The first attacker stepped through the gate, weapon raised, scanning. He paused at the threshold like he expected to see Matteo and Elena waiting in exactly the wrong place. When he realized they weren’t there, his focus snapped toward the wall where Matteo had hidden Elena.

Matteo moved.

He burst out from cover with his shoulder leading, sidearm firing once to drop the attacker’s weapon. The man grunted, stumbling, trying to recover. Matteo didn’t give him space. He closed the distance fast, using the attacker’s momentum against him - forearm driving into ribs, knee to the thigh.

The attacker folded with a sick sound, breath tearing.

Elena’s hand flew to her mouth for a second, not from fear but from the shock of how quickly Matteo committed. Then she moved too, stepping around him to keep the gate in her peripheral vision.

More footsteps arrived behind the first attacker - two, maybe three. Matteo’s mind calculated angles: the gate opening was a funnel. If he stayed here, he’d get trapped between the gate and the corridor.

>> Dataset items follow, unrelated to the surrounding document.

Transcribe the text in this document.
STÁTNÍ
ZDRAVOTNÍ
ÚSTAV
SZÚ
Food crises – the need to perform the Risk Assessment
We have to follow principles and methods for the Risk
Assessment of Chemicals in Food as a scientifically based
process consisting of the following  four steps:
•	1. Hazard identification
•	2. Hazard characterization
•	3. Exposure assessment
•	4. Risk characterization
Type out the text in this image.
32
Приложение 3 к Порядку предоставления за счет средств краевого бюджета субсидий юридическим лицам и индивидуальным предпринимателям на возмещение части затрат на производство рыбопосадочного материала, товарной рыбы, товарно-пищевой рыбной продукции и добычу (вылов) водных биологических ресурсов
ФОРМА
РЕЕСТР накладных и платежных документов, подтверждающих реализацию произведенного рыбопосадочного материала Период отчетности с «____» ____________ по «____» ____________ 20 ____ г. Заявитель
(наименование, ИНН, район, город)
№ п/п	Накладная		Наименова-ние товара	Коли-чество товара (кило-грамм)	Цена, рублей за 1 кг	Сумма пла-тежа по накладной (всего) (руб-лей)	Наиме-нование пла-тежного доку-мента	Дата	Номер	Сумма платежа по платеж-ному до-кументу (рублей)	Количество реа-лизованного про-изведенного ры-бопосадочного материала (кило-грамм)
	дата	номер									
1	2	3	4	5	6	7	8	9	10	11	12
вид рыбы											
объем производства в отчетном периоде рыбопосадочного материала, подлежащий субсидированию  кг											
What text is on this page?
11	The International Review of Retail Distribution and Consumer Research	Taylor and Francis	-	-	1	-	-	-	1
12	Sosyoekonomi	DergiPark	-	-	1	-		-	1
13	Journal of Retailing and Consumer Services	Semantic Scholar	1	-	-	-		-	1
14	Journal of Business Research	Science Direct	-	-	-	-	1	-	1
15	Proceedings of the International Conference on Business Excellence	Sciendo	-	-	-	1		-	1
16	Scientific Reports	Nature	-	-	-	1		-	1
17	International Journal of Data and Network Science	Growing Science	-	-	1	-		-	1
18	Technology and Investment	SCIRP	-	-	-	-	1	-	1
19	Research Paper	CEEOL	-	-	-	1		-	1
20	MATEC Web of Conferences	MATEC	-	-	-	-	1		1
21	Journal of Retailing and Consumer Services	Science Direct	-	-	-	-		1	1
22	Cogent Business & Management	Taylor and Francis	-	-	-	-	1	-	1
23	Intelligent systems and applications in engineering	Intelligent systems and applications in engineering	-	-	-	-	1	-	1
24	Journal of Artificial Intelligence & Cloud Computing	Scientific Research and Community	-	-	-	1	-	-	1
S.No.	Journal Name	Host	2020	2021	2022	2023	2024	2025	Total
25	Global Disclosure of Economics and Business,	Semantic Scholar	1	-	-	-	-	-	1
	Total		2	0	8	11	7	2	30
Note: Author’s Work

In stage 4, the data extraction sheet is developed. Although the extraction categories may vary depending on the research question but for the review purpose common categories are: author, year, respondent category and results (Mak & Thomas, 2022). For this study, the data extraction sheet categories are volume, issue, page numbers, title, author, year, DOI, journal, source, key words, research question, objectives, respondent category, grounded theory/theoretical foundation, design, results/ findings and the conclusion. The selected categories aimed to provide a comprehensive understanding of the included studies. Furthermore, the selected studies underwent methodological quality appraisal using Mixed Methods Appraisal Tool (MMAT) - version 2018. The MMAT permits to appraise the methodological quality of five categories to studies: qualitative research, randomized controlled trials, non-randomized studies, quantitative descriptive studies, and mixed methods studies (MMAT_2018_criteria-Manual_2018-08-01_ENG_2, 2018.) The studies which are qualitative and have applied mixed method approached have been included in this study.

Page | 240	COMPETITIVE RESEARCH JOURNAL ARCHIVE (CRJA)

But if he retreated, Elena would be separated again.

Matteo grabbed the fallen attacker’s jacket collar - yanked him close enough to speak into his ear. The man’s eyes were wild, sweat running down his temple.

“Who’s in the chain?” Matteo demanded, voice cutting. “Name it.”

The attacker spat blood. “You won’t - ”

Matteo hit him hard enough that the words dissolved into a grunt. “Try again.”